En mousse choco-caramel, biscuit café et coque de chocolat croquante

(Et en plus ça en jette !)

(Et en plus, c’est vraiment facile)

(Et en bonus, des photos de ma nouvelle cuisine !)

(Et à propos, pourquoi des œufs de « condor » plutôt que de poule, de canard ou d’autruche ? )

 

montageEt ben voilà, on s’en est sortis ! Cinq semaines de travaux pour refaire toute la cuisine, tout seuls, comme des grands, ça fait tout drôle.

Les premiers jours, on était tellement enthousiastes, presque survoltés… Dès la moitié du premier oeil ouvert le matin, hop, on sautait du lit comme des enfants le matin de Noël : Youpiii, c’est enfin les travaux, ça va être trop bien !!! . Hihihi, trop rigolo, les cheveux tout blancs de poussière, les traces de peinture sur le pantalon, la dînette sur une caisse en bois… ça change de d’habitude. On était super maniaques aussi. Tu viens manger ? Nan, attend, je rebouche avec du mastic et un couteau à peintre le petit trou de ver derrière ce meuble.

Quelques jours après, on a commencé à sentir un petit peu de fatigue. Pfff, déjà une semaine et ça avance pas bien vite. Maintenant qu’on vient de tout défoncer dans la cuisine, ça serait pas le moment de se casser une jambe hein.

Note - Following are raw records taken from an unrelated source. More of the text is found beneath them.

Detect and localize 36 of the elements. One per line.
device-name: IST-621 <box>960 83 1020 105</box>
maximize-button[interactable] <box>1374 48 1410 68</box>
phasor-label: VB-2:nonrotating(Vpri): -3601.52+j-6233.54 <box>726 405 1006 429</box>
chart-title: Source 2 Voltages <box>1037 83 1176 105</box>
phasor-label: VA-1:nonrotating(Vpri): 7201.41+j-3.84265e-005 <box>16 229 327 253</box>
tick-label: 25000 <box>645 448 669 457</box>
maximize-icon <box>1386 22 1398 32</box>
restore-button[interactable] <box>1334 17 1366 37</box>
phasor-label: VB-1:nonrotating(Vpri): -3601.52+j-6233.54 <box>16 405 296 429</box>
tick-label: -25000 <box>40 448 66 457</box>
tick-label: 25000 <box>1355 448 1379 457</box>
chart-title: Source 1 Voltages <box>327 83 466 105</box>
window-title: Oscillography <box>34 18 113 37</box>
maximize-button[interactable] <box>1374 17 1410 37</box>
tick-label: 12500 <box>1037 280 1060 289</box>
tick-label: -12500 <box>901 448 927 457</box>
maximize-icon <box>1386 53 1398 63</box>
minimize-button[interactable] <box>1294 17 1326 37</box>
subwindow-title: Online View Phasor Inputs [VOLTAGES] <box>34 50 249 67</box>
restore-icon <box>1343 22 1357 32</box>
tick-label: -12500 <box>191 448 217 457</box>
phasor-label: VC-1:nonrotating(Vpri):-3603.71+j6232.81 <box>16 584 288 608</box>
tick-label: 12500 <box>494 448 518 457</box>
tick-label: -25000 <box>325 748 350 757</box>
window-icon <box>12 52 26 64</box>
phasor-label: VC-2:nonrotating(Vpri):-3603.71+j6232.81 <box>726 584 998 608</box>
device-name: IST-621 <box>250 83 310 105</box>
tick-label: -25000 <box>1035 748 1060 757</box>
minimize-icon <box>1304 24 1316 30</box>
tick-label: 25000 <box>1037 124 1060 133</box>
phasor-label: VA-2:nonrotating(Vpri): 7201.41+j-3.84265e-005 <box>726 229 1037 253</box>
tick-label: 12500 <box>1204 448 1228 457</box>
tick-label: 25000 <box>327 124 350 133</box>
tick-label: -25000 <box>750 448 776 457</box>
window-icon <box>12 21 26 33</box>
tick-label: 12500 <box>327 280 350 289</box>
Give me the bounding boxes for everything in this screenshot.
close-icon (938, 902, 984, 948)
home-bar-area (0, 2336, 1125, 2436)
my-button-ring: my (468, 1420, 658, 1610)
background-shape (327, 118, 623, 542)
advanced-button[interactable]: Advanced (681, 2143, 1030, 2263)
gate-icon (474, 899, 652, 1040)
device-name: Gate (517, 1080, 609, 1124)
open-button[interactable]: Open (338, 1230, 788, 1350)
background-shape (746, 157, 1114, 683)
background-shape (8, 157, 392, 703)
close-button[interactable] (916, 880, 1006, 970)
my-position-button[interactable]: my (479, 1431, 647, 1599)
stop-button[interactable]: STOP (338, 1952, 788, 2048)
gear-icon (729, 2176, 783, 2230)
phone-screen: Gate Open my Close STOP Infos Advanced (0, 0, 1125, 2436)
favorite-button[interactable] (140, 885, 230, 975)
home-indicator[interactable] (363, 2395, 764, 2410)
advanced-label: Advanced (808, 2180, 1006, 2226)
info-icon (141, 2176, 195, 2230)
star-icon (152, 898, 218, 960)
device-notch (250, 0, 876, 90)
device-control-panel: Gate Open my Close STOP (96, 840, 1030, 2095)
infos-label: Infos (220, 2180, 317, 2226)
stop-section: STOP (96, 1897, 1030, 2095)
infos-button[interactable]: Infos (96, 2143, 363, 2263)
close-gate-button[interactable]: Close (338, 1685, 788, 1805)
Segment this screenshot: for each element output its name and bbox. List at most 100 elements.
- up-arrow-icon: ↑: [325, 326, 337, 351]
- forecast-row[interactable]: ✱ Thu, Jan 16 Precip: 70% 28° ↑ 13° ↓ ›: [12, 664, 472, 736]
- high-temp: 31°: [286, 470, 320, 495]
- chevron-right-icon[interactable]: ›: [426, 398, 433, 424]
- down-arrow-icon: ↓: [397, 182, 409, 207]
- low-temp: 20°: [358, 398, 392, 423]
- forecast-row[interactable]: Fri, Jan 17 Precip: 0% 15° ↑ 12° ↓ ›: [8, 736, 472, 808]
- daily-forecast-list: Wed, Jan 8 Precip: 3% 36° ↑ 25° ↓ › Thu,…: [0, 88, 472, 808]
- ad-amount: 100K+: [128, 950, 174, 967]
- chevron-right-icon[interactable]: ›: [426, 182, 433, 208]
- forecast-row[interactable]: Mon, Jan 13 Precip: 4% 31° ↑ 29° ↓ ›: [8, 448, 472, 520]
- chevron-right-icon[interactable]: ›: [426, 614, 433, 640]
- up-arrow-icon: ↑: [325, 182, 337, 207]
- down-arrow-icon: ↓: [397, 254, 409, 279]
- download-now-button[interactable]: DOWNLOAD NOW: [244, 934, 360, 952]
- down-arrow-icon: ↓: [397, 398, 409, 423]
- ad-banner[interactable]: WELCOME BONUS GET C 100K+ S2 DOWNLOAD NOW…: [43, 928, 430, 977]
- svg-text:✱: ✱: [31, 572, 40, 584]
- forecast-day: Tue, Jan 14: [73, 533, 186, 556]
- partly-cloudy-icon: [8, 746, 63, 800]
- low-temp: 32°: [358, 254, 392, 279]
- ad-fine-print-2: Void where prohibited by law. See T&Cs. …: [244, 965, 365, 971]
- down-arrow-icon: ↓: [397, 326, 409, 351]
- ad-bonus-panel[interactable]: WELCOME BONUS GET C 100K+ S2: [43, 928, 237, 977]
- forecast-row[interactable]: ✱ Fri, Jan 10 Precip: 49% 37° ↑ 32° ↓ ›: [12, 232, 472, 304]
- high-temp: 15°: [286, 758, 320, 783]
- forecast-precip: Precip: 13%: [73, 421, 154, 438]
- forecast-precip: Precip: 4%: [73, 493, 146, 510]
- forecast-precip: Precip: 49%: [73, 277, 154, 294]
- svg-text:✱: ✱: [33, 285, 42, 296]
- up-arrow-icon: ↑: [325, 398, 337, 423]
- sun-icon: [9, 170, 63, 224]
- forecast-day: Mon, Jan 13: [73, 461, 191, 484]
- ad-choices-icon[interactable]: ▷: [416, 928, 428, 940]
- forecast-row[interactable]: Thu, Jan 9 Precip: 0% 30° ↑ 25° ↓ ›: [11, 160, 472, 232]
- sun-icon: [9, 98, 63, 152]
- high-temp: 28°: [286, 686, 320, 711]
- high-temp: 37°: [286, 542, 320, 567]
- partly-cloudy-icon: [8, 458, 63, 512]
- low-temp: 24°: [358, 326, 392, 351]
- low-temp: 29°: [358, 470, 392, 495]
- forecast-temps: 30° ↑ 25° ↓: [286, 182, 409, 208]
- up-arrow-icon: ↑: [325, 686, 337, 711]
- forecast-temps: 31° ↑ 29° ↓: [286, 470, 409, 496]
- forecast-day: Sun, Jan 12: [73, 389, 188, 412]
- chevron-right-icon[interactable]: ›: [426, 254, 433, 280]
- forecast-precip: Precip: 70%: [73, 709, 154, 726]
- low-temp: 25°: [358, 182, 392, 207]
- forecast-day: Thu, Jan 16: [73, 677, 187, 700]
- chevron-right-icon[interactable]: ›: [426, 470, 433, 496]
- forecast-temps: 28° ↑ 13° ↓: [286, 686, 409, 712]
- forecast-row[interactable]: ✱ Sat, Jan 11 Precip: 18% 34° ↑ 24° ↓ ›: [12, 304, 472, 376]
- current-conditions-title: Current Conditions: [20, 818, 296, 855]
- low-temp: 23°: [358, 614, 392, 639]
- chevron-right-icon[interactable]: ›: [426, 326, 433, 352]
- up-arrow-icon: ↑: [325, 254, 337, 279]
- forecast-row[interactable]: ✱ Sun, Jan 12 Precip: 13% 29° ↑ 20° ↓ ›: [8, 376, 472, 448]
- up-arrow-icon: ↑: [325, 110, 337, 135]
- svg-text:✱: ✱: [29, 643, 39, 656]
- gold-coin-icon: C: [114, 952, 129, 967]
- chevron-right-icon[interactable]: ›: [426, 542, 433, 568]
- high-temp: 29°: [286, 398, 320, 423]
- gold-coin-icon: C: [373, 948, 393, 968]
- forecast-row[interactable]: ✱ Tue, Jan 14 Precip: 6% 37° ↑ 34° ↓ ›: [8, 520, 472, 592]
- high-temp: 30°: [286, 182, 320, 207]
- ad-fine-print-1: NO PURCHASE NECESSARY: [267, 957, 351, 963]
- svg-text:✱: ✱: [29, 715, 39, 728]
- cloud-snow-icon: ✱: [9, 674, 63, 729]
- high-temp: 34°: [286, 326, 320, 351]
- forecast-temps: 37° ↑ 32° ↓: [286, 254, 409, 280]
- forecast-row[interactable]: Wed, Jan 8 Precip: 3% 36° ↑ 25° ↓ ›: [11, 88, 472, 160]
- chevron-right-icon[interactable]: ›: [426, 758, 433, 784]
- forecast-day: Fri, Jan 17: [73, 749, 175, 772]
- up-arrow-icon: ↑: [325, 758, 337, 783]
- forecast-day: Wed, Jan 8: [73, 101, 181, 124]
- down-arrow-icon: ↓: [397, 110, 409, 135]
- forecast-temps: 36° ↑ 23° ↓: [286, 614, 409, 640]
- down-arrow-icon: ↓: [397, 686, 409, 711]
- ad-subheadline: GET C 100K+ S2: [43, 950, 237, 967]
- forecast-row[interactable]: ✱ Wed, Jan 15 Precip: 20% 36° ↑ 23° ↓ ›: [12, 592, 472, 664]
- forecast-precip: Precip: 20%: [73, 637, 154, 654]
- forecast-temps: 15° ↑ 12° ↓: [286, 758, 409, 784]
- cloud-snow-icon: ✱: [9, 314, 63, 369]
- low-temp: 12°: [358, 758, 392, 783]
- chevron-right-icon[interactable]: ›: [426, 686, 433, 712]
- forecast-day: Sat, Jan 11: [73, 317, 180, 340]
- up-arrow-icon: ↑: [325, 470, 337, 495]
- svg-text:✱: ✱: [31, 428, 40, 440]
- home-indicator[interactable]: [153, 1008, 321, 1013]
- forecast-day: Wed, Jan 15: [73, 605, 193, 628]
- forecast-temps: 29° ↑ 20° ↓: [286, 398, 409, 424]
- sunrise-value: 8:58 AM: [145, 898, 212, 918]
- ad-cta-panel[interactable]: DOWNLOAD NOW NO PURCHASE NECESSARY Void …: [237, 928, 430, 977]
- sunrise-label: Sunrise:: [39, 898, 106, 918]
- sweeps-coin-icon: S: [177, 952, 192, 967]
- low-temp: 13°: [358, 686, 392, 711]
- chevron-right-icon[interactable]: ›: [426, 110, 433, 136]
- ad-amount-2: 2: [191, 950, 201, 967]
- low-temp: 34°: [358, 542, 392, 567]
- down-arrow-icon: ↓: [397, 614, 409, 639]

Vivement que ça soit fini. Je vais me refaire un p’tit café tient. Tu rebouches pas ce moyen trou là ? Non, d’abord je vais manger.

Puis arrive la démotivation. Pfff, tu vas me chercher dans l’atelier le marteau rouge avec un manche jaune stp ? Pffff, ben non, et moi qui allait juste te demander si tu pouvais me chercher le pinceau bleu tout rond avec des poils blancs… (Il faut imaginer le dialogue entre deux êtres échevelés, l’un perché sur une caisse, l’autre à plat ventre par terre en train de repeindre le bas du mur. Tout ça à l’heure de la sieste, quand les paupières sont aussi lourdes que le manche du pinceau ou du marteau). Tu rebouches pas le gros trou là avant de peindre ? Pfff, faut vraiment, tu crois que ça se voit ? Tu vas me chercher le mastic alors ? Oublies pas le pinceau (et ton marteau du coup).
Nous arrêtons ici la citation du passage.